Jonathan Stroud: Die Raunende Maske

Titel: Die Raunende Maske

Author: Jonathan Stroud

Verlag: cbj, 2015

Preis: 464 Seiten, 18,99 Euro

ISBN: 978-3570159637

Spannende Geisterjagd

Ja, es ist schon wieder ein Jahr vergangen und der lang herbeigesehnte dritte Teil der Serie „Lockwood & Co.“ ist in den Bücherregalen aufgetaucht. Der britische Autor Jonathan Stroud ist für viele ja kein unbeschriebenes Blatt mehr, sondern hat sich schon vor Jahren mit seiner Trilogie um den Dschinn Bartimäus einen Namen in der Welt der Bücher gemacht.

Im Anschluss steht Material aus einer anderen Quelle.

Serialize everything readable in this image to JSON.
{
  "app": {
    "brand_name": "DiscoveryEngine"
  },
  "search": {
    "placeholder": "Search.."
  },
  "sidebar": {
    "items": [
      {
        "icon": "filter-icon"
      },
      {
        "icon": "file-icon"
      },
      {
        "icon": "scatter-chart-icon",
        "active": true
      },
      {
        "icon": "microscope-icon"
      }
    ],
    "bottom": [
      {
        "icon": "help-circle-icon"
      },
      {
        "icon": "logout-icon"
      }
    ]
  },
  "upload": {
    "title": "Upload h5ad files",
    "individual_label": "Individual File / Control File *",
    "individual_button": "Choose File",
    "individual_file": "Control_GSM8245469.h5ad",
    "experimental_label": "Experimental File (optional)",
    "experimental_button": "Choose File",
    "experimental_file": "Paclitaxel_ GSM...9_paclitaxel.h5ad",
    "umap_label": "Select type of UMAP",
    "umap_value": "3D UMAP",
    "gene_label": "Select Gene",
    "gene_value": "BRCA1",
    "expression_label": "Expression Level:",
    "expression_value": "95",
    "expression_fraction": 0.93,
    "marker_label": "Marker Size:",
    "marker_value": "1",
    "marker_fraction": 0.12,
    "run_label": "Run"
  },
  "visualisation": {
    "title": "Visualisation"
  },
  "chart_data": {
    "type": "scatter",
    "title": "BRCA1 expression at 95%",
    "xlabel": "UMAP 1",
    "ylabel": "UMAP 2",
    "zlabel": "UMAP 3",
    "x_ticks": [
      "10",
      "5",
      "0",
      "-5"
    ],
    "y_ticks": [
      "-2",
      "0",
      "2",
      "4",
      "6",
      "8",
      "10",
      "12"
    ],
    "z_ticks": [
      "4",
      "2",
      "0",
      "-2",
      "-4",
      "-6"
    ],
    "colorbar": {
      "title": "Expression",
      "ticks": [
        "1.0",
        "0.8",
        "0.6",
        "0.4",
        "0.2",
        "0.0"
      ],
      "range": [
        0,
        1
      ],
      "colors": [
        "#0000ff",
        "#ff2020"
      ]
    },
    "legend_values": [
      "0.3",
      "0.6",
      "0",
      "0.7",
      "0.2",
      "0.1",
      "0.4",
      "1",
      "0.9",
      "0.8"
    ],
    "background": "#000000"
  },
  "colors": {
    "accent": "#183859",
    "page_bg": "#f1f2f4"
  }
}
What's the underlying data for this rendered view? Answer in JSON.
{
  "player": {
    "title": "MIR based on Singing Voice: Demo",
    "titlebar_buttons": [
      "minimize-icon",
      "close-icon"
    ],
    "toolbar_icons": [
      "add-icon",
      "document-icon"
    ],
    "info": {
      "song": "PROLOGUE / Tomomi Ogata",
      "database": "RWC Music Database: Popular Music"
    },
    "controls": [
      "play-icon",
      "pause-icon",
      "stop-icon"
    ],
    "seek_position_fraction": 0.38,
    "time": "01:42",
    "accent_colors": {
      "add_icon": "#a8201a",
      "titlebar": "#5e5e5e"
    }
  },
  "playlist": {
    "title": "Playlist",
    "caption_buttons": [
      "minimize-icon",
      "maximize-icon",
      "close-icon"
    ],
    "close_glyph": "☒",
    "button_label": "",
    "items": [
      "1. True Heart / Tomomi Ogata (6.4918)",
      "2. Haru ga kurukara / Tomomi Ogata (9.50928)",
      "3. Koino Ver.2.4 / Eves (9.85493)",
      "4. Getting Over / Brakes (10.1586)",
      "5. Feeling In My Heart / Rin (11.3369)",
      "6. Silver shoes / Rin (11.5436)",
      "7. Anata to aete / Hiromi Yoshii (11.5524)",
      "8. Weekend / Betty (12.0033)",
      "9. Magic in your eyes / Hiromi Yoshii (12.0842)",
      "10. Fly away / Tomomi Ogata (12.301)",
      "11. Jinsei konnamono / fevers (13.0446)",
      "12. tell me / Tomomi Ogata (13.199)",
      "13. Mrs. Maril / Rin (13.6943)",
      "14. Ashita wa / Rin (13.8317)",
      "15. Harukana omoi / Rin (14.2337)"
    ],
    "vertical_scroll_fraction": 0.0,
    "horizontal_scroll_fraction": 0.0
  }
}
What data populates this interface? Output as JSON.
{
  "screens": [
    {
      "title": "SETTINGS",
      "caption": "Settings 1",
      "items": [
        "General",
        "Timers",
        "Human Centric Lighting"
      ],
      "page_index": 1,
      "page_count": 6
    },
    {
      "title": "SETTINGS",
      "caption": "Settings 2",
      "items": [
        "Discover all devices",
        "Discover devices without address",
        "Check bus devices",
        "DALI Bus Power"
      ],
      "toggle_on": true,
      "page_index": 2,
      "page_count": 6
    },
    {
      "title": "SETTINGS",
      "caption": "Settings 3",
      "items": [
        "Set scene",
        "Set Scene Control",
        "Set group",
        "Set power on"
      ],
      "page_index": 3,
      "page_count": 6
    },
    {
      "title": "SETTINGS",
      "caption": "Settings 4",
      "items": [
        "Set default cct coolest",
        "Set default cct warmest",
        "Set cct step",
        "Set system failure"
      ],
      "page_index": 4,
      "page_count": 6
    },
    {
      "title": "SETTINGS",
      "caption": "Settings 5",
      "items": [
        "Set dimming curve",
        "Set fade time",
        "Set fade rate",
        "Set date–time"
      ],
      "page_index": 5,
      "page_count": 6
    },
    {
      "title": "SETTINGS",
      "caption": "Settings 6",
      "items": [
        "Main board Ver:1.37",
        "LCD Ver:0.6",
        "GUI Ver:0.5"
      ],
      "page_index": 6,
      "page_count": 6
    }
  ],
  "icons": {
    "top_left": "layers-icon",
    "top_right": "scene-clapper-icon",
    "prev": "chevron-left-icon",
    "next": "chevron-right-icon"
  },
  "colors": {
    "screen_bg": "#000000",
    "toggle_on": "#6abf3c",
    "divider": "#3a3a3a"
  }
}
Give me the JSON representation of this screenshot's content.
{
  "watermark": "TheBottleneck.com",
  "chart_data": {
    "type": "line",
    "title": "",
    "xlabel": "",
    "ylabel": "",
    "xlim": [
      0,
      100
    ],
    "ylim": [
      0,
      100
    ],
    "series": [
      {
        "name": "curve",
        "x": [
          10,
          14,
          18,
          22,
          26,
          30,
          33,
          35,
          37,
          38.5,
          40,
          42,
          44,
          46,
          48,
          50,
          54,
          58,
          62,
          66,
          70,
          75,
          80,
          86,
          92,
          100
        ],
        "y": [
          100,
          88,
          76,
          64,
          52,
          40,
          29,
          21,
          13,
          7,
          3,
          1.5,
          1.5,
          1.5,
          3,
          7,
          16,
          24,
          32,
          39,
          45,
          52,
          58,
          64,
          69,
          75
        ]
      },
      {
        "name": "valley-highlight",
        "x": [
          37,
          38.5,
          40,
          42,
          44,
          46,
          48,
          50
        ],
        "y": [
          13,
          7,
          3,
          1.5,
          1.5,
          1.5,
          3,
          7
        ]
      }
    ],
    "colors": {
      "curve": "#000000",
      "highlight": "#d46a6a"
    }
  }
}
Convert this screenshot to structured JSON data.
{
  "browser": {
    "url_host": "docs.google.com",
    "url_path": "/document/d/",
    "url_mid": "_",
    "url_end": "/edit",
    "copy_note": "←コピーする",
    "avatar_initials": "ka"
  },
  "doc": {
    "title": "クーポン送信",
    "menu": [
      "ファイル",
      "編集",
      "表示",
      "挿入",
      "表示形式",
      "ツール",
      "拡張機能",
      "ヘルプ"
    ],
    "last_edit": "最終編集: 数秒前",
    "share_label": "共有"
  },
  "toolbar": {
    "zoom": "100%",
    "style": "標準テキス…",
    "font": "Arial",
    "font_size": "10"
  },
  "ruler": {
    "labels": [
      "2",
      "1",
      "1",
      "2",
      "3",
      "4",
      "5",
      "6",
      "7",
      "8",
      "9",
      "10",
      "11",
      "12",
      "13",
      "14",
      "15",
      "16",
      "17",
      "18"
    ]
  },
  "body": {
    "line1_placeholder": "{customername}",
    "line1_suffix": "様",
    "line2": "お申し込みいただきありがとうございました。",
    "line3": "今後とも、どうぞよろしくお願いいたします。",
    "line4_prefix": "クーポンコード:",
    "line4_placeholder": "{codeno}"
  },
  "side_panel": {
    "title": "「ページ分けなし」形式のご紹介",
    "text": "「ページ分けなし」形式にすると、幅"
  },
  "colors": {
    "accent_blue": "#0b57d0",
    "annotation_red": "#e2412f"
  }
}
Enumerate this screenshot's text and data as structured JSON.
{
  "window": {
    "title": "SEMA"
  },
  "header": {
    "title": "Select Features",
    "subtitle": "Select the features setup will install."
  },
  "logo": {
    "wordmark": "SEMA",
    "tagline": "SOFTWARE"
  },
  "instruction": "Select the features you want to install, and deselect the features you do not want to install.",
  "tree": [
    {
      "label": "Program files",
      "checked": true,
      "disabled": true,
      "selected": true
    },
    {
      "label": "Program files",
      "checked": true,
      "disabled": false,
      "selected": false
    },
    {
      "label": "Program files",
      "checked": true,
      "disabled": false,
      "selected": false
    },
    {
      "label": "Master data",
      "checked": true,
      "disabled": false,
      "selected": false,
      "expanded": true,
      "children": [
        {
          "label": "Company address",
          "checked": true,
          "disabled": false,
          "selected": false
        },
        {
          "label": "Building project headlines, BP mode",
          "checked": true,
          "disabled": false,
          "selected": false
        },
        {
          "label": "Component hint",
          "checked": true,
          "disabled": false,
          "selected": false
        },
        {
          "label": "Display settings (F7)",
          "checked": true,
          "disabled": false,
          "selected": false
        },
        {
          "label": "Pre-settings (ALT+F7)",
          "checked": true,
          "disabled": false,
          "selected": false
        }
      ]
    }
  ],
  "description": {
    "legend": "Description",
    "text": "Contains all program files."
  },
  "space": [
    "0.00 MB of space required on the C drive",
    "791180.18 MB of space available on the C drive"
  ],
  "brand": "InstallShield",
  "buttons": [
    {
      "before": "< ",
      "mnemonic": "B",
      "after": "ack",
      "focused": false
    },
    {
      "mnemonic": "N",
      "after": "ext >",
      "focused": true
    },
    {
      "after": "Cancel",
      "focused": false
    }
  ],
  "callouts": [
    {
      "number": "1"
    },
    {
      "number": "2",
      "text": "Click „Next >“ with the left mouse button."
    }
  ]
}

Nach einem genialen Auftakt mit Band 1 („Die seufzende Wendeltreppe“) und einem an der Krankheit von Buchserien dahinsiechenden und nett vor sich hinplätschernden Band 2 („Der wispernde Schädel“) nimmt die Geschichte diesmal wieder mehr Fahrt auf. Die grundlegende Story ist schnell umrissen: Die Hauptfiguren befinden sich in einer alternativen Realität, die unserer Welt in vielen Punkten gleicht, allerdings technologisch nicht so weit fortgeschritten ist, da die Hauptenergie der Menschheit auf dem Augenmerk liegt, eine Geisterplage, die sich in den letzten Jahrzehnten seuchenartig ausgebreitet hat, zu bekämpfen. Manches Praktische wie Handys wurde nicht erfunden, dafür gibt es große Fabriken, in denen Amulette, Salz- und Silberbomben zur Gespensterabwehr hergestellt werden.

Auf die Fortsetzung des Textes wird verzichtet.